Planning and adjustments for the control of reach extent in a virtual environment
1 Division of Biokinesiology and Physical Therapy at the School of Dentistry, University of Southern California, 1540 Alcazar Street, CHP 155, Los Angeles, CA, 90089-9006, USA
2 Department of Neurology, Keck School of Medicine, University of Southern California, Los Angeles, CA, USA
Journal of NeuroEngineering and Rehabilitation 2013, 10:27 doi:10.1186/1743-0003-10-27Published: 2 March 2013
Skilled performance of reach actions includes both anticipatory planning and compensatory adjustments made while moving. The execution of reach actions in a virtual environment (VE) demonstrates similar characteristics to reaches performed in the real-world, however, it is unclear whether the VE itself significantly impacts movement planning or compensatory adjustments. The purpose of this study was to directly compare the use of planning and adjustments to control extent for unconstrained reach actions performed in an immersive VE to those performed in an analogous real-world environment (RWE).
Five non-disabled adults (29 ± 5 years) reached with the dominant, right arm to six targets presented in two directions (+45°, -45°) and three distances (8, 16, 24 cm) in a VE and an analogous RWE. Position data were sampled at 120 Hz from an electromagnetic marker on the index finger and differentiated to determine velocity and acceleration. The control of reach extent was compared between the two environments (paired t-test) as to the use of planning (correlation of peak acceleration with movement distance), compensatory adjustments prior to peak velocity (correlation of time to peak velocity with movement distance), and compensatory adjustments after peak velocity (variance in movement distance accounted for by deterministic statistical model).
Reach movements were relatively fast (<400 msec) and scaled to target distance in both the VE and RWE. Overall, the control of reach extent was similar in all respects between the two environments. In both environments, a hybrid control pattern was observed. That is, individuals utilized a combined strategy that relied on both planning and compensatory adjustments to capture the target. Adjustments to the reach were evident prior to peak velocity through changes in acceleration duration as well as after peak velocity based on target information.

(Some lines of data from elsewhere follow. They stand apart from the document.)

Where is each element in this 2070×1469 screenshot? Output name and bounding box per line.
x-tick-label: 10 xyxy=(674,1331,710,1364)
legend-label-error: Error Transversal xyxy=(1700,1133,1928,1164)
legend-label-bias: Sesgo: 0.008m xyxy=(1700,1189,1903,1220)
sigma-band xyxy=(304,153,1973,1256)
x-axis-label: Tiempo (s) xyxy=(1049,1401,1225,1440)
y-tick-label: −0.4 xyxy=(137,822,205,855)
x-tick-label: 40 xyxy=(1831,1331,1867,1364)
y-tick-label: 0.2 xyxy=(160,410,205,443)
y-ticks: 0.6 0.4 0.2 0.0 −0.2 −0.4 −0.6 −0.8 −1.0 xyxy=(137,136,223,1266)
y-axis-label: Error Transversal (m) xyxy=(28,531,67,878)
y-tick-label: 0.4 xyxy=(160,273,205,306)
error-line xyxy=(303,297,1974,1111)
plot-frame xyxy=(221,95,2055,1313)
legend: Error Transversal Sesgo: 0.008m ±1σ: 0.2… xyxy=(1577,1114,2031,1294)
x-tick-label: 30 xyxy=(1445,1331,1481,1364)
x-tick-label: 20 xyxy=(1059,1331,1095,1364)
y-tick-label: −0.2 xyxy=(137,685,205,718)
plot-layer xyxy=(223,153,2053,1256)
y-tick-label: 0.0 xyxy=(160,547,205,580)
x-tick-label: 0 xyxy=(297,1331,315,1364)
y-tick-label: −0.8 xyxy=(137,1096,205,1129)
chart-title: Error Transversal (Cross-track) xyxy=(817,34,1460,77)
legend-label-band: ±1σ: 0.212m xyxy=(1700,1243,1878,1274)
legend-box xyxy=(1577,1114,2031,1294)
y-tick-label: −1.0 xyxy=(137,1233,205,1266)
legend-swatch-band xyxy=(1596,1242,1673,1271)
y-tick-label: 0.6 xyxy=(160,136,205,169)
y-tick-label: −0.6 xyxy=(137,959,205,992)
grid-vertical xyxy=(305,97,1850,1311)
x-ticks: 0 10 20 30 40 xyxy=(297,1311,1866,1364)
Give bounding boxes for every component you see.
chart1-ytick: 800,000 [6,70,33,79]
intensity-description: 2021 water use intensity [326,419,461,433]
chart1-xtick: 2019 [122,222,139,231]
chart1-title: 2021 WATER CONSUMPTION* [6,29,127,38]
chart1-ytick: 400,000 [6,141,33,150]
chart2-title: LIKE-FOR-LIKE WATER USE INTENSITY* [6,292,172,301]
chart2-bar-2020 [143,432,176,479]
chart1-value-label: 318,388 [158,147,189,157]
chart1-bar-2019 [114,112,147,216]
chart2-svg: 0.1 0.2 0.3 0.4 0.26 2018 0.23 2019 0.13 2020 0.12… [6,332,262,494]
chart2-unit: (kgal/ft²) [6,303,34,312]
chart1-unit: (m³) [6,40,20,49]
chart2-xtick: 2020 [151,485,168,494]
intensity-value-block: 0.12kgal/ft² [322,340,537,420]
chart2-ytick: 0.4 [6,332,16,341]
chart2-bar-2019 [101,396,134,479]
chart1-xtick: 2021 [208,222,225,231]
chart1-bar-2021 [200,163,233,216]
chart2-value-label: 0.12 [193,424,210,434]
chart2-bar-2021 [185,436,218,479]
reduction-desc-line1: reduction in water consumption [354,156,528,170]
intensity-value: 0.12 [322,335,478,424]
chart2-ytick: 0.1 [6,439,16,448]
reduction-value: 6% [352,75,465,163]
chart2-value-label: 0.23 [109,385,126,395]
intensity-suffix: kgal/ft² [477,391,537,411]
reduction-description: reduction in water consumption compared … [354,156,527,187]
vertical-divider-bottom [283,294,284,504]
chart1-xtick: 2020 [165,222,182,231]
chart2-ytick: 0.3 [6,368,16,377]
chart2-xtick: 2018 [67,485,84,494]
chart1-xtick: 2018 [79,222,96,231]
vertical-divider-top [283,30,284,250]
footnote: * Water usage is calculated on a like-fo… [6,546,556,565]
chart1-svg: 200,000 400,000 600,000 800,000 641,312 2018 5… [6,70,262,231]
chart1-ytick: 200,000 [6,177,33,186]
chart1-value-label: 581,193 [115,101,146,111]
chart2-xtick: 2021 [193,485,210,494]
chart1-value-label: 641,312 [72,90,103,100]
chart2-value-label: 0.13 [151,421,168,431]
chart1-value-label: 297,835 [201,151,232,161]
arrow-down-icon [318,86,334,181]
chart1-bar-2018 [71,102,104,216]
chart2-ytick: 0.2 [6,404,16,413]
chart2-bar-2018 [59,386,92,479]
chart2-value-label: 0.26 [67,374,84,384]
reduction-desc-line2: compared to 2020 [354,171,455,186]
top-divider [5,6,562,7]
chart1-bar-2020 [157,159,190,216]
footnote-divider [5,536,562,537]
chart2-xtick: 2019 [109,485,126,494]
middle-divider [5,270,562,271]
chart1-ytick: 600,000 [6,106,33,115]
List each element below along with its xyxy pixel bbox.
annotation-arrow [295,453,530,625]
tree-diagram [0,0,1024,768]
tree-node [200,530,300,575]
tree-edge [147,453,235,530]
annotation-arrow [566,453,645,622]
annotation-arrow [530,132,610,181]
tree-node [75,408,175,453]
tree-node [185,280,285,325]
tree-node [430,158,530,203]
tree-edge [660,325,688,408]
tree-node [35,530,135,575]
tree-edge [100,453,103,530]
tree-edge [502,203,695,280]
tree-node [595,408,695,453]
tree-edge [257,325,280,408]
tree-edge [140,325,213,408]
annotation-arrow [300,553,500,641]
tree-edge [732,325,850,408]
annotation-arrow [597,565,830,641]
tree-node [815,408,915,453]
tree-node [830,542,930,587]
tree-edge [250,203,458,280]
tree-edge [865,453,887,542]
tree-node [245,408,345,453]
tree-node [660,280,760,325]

The two factor deterministic statistical model (peak velocity, target distance) explained >92% of the variance in movement distance across participants and environments.
The VE did not impact movement planning or subsequent compensatory adjustments for the control of reach extent when directly compared to an analogous RWE. An immersive VE is a valid environment for the study of unconstrained reach actions.